Late in life, I have come to see more clearly that there are many ways we touch one another. While I struggled with my dad’s lack of physical touch and his emotional distance, he touched me in ways that I had not fully appreciated and that have shaped me profoundly. When I consider his call, commitment, and generosity, my ambivalence gives way to acceptance and my burden of sadness lifts.
And I am glad that I kissed my dad.
Tom,
Thank you. If our family is our first school of theology, I feel like you, through your story and openness, helped me look back at my old notes this morning.
Thank you for sharing your very personal story. Many of us who grew up in this culture know what you are talking about—that work ethic was so strong, wasn’t it? Thank you for showing us new places of light.
Thank you Tom. Our fathers walked parallel paths and the feelings you share resonate in my life. Your path to peace is inspiring . Take care
Thanks, Tom, for helping us see the lonely darkness of 3 A.M. as something else–a place where God abides and memory awakens to remind us of truths too delicate, perhaps, for the light of day. Your story of kissing your father was especially meaningful to me.
Back in college my freshman year I remember being stunned in a psychology class of a professor I really respected. He must have been talking about parents and their love for us. Then he said before the class ended, “If you haven’t told your parents you loved them, you must do it.”
I remember walking in a daze across campus, wondering how in the world I could possibly do that. We simply didn’t say such things in my family of eight kids. I knew they loved me, and I always assumed they knew I loved them. Did I really need to say it? My dad and mom, like yours, were part of the greatest generation. You lived out love through daily acts of love, not words.
I think I wrote them a letter, but it was still hard to write and remained hard to say until their deaths over 20 years ago. My comfort is that they figured we knew what they knew: words of love are good and often necessary–and often hard to say–but the daily agenda of love is both harder and more lasting.
Thanks again for these two meditations.
This was so nuanced.
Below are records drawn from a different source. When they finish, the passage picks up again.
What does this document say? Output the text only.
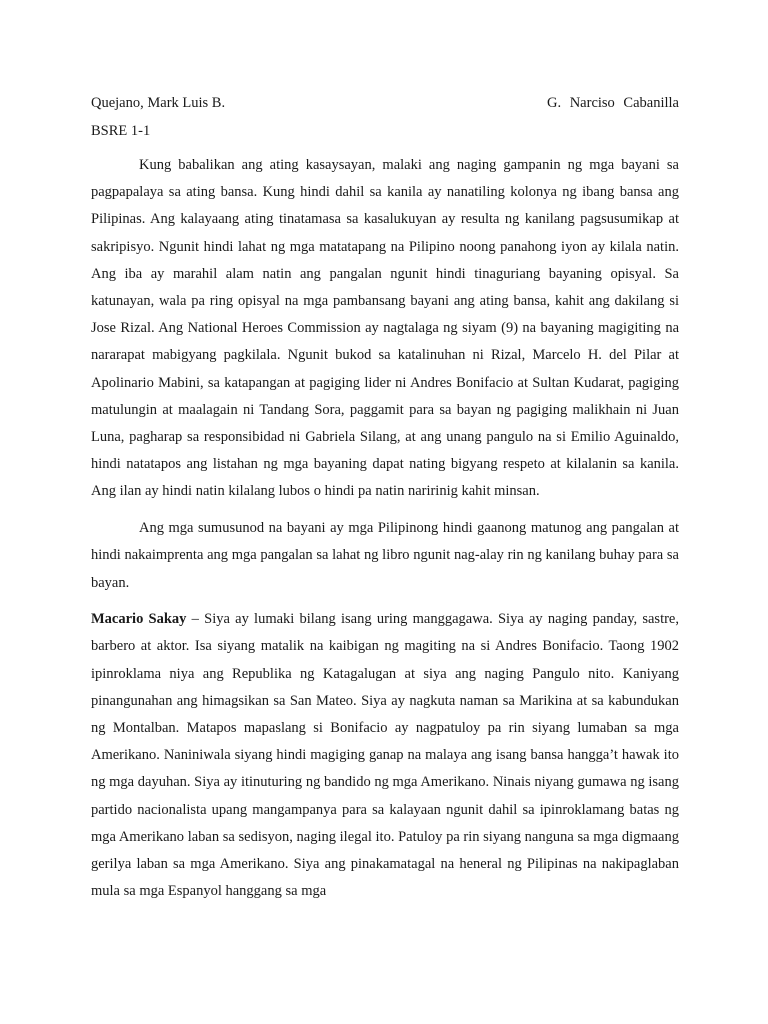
Quejano, Mark Luis B.	G. Narciso Cabanilla
BSRE 1-1

Kung babalikan ang ating kasaysayan, malaki ang naging gampanin ng mga bayani sa pagpapalaya sa ating bansa. Kung hindi dahil sa kanila ay nanatiling kolonya ng ibang bansa ang Pilipinas. Ang kalayaang ating tinatamasa sa kasalukuyan ay resulta ng kanilang pagsusumikap at sakripisyo. Ngunit hindi lahat ng mga matatapang na Pilipino noong panahong iyon ay kilala natin. Ang iba ay marahil alam natin ang pangalan ngunit hindi tinaguriang bayaning opisyal. Sa katunayan, wala pa ring opisyal na mga pambansang bayani ang ating bansa, kahit ang dakilang si Jose Rizal. Ang National Heroes Commission ay nagtalaga ng siyam (9) na bayaning magigiting na nararapat mabigyang pagkilala. Ngunit bukod sa katalinuhan ni Rizal, Marcelo H. del Pilar at Apolinario Mabini, sa katapangan at pagiging lider ni Andres Bonifacio at Sultan Kudarat, pagiging matulungin at maalagain ni Tandang Sora, paggamit para sa bayan ng pagiging malikhain ni Juan Luna, pagharap sa responsibidad ni Gabriela Silang, at ang unang pangulo na si Emilio Aguinaldo, hindi natatapos ang listahan ng mga bayaning dapat nating bigyang respeto at kilalanin sa kanila. Ang ilan ay hindi natin kilalang lubos o hindi pa natin naririnig kahit minsan.

Ang mga sumusunod na bayani ay mga Pilipinong hindi gaanong matunog ang pangalan at hindi nakaimprenta ang mga pangalan sa lahat ng libro ngunit nag-alay rin ng kanilang buhay para sa bayan.

Macario Sakay – Siya ay lumaki bilang isang uring manggagawa. Siya ay naging panday, sastre, barbero at aktor. Isa siyang matalik na kaibigan ng magiting na si Andres Bonifacio. Taong 1902 ipinroklama niya ang Republika ng Katagalugan at siya ang naging Pangulo nito. Kaniyang pinangunahan ang himagsikan sa San Mateo. Siya ay nagkuta naman sa Marikina at sa kabundukan ng Montalban. Matapos mapaslang si Bonifacio ay nagpatuloy pa rin siyang lumaban sa mga Amerikano. Naniniwala siyang hindi magiging ganap na malaya ang isang bansa hangga’t hawak ito ng mga dayuhan. Siya ay itinuturing ng bandido ng mga Amerikano. Ninais niyang gumawa ng isang partido nacionalista upang mangampanya para sa kalayaan ngunit dahil sa ipinroklamang batas ng mga Amerikano laban sa sedisyon, naging ilegal ito. Patuloy pa rin siyang nanguna sa mga digmaang gerilya laban sa mga Amerikano. Siya ang pinakamatagal na heneral ng Pilipinas na nakipaglaban mula sa mga Espanyol hanggang sa mga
Thanks for your thoughts about darkness (instructive) and about your relationship with your dad (heart-warming). I really appreciated reading it this morning.
Thank you for sharing this experience–it helps me understand my relationship with my mother and my father. And, maybe how I visualize and experience God in my life. Thanks again.
Thank you for reminding me this morning of my five very enjoyable years, 1960-1965, teaching alongside your dad at GRCHS at the corner of Franklin and Madison. What coaches: Warners, Vryhof, Bykerk, Zandee, VanderMey, TenBroek, Riekena – great students, athletes and families too!
Is this the Mr Breuker I had for Latin in 1960 in the Mad Building? I really enjoyed that class.